The Street Arab – The Story of a British Home Child+

Through various migration schemes fro 1830 to 1940 the influx of British Home Children was a major contribution to the historic rise of Canada and over ten percent of Canadians today are descended from this diaspora. Narratives of sacrifice and suffering as endured by these early Empire builders have been reclaimed in our time and we now have a modern perception of the Child Migrant programs as mercenary, opportunistic, traumatic and unfair.

Children in poverty were marginalized, homeless and orphaned due to the Industrial Revolution, wars and other displacements in the United Kingdom. They arrived on Canadian shores to years of servitude as domestics and labourers through an agenda akin to child slavery. Once taboo and unrecognized, there has been an explosion of research and fictional account in recent years that uncover the truth of our common heritage and begins to o reconcile this painful legacy.

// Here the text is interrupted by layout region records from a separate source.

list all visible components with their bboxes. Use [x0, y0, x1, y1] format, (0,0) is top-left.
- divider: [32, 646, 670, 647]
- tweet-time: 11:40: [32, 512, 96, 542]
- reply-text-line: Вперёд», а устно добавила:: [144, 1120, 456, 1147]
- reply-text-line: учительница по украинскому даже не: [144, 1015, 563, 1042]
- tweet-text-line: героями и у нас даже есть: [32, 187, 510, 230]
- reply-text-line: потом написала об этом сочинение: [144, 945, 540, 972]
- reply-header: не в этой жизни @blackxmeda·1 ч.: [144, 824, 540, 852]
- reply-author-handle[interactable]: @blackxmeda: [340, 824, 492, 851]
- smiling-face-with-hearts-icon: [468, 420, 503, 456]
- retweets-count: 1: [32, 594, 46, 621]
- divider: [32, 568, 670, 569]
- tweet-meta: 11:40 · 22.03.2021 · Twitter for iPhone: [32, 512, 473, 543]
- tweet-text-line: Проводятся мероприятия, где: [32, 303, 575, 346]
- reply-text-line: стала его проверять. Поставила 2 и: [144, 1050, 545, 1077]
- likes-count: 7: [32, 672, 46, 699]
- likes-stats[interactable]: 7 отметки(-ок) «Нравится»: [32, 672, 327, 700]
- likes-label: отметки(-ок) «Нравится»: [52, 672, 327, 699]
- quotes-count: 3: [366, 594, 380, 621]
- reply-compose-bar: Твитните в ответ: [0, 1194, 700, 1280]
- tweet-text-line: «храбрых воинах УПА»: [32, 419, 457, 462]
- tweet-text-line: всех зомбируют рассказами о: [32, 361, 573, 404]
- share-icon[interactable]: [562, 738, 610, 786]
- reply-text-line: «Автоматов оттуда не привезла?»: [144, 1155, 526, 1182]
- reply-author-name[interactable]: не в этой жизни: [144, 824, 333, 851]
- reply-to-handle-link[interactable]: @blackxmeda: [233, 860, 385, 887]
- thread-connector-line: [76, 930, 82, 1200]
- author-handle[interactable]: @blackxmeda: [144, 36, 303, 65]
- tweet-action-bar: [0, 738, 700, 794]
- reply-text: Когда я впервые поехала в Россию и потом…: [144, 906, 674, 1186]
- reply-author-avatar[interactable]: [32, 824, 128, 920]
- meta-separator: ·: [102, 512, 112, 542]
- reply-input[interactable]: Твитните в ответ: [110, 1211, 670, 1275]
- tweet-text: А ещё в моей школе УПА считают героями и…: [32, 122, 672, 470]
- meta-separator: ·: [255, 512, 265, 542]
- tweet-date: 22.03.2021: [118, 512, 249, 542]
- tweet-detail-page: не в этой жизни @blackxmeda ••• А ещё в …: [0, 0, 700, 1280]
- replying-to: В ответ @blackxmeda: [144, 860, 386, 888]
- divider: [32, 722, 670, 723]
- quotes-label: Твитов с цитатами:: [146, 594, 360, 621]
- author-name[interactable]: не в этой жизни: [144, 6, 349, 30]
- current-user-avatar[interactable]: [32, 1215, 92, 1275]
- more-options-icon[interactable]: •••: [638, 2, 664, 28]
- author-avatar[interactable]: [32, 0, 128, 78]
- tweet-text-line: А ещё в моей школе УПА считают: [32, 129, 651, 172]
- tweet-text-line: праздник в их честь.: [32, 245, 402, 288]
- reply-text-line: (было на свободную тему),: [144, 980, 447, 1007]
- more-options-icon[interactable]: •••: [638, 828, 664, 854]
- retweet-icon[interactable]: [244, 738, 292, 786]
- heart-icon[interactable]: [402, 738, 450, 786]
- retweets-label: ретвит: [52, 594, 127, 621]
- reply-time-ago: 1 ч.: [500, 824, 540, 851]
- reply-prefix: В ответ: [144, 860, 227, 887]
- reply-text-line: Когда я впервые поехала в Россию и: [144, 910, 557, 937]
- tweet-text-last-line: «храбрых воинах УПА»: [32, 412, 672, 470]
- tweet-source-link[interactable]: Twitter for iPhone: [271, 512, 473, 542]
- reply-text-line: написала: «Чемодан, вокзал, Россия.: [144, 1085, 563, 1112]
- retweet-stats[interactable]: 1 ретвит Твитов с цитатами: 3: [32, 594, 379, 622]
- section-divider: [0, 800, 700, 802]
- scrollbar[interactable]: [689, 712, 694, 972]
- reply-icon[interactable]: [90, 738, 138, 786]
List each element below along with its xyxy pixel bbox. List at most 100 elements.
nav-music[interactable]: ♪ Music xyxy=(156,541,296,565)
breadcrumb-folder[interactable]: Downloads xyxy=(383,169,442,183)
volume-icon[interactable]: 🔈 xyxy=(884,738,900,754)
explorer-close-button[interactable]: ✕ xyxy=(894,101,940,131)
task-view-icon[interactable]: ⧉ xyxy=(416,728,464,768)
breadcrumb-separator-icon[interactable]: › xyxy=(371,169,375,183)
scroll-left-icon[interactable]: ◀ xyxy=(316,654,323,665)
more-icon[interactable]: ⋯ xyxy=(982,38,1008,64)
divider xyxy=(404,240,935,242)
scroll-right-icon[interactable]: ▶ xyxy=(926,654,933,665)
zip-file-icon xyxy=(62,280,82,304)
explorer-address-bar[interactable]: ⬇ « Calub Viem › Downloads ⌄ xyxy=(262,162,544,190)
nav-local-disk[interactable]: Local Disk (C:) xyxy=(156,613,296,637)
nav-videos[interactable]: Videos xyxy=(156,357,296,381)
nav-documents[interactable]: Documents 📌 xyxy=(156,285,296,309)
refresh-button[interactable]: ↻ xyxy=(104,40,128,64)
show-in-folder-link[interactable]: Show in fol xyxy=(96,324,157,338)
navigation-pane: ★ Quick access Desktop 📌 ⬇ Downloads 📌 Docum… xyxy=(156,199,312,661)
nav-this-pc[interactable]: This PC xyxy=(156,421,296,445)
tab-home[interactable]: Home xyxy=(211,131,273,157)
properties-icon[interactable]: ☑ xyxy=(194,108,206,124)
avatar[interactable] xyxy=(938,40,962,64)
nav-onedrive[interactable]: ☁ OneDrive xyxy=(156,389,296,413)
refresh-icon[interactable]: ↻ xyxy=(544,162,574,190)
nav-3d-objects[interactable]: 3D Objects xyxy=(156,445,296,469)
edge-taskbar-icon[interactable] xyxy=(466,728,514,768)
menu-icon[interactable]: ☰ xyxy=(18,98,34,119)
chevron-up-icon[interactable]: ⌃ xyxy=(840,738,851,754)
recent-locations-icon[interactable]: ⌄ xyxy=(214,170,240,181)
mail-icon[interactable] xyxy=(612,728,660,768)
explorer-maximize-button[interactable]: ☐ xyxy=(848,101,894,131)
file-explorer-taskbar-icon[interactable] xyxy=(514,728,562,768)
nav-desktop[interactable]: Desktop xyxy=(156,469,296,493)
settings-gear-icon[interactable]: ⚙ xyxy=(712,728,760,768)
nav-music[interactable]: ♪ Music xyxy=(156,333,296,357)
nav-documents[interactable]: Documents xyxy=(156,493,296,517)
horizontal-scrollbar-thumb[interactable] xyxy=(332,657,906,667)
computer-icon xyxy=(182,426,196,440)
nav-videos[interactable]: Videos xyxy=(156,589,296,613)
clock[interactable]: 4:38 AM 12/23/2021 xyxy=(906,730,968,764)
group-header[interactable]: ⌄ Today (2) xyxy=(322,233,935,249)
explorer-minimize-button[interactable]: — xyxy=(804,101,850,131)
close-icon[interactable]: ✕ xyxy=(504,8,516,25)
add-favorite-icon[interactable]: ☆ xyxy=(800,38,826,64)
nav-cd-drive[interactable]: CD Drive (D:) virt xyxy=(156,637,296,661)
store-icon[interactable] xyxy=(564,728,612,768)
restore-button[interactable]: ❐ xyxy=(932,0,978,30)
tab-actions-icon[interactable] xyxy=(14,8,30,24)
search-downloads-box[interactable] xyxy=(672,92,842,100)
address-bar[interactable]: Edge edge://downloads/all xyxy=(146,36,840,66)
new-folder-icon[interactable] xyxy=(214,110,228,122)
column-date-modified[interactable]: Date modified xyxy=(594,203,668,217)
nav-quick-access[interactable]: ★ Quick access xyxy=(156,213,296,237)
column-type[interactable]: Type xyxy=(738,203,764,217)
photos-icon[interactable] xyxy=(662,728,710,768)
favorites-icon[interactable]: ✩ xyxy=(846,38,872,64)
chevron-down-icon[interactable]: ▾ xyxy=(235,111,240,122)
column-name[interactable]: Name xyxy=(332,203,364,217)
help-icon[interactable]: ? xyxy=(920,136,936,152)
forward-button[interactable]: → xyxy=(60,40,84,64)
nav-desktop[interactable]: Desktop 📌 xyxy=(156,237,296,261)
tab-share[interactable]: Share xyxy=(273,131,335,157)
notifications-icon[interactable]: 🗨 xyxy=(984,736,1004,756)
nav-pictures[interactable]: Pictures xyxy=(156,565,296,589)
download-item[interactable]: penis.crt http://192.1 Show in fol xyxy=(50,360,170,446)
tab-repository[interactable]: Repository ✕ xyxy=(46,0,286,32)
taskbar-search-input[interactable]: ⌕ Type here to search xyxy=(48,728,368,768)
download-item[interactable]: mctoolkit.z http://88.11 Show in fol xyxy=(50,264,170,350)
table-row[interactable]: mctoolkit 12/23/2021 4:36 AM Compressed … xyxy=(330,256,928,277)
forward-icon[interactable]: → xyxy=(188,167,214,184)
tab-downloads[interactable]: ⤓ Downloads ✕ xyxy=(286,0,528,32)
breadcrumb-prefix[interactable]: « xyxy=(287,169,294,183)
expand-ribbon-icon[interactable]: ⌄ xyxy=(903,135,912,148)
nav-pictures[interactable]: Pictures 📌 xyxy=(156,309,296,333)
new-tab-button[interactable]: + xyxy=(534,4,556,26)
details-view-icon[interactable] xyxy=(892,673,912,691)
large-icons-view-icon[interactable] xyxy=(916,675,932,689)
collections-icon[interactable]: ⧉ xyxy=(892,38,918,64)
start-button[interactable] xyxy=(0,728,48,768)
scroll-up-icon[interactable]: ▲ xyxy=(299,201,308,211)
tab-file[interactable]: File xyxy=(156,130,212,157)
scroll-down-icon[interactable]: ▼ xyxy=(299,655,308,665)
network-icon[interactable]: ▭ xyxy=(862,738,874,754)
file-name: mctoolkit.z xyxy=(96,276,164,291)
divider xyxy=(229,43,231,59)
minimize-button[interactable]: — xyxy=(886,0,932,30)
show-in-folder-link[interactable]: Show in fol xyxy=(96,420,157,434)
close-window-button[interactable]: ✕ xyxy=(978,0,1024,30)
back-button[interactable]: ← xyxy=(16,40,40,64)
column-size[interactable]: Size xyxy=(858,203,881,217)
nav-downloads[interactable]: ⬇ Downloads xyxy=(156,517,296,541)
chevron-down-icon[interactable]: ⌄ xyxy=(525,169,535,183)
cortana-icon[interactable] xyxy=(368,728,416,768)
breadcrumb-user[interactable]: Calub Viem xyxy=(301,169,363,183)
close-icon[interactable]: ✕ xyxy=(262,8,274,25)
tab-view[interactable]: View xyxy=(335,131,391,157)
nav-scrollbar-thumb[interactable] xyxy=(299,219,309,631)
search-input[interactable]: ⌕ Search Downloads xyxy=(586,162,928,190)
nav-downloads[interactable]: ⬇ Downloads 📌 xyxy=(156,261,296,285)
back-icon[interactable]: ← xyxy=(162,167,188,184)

Storytelling is a wonderful way to honour our ancestors, as we may know key dates and the places where they were living but not the most intimate details of their lives. For those who share a passion for genealogy, filling in the blanks with a fictional treatment or composite can inform, entertain and pay tribute.

One of the best accounts of the British Home Children era is Sandra Joyce’s The Street Arab – The Story of a British Home Child. It captures the reality and atmosphere of village life in Scotland and how an unlikely combination of events can lead to hard times. Based on the experiences of her own father after WWI, Joyce traces the journey of young Robbie James to a ‘new life in a new land’ in Canada, where he meets with condescension and mistreatment during a series of placements as a farm labourer. Not all British Home Children encountered hardship and when they were released from servitude at age 18, the majority went on to have productive lives.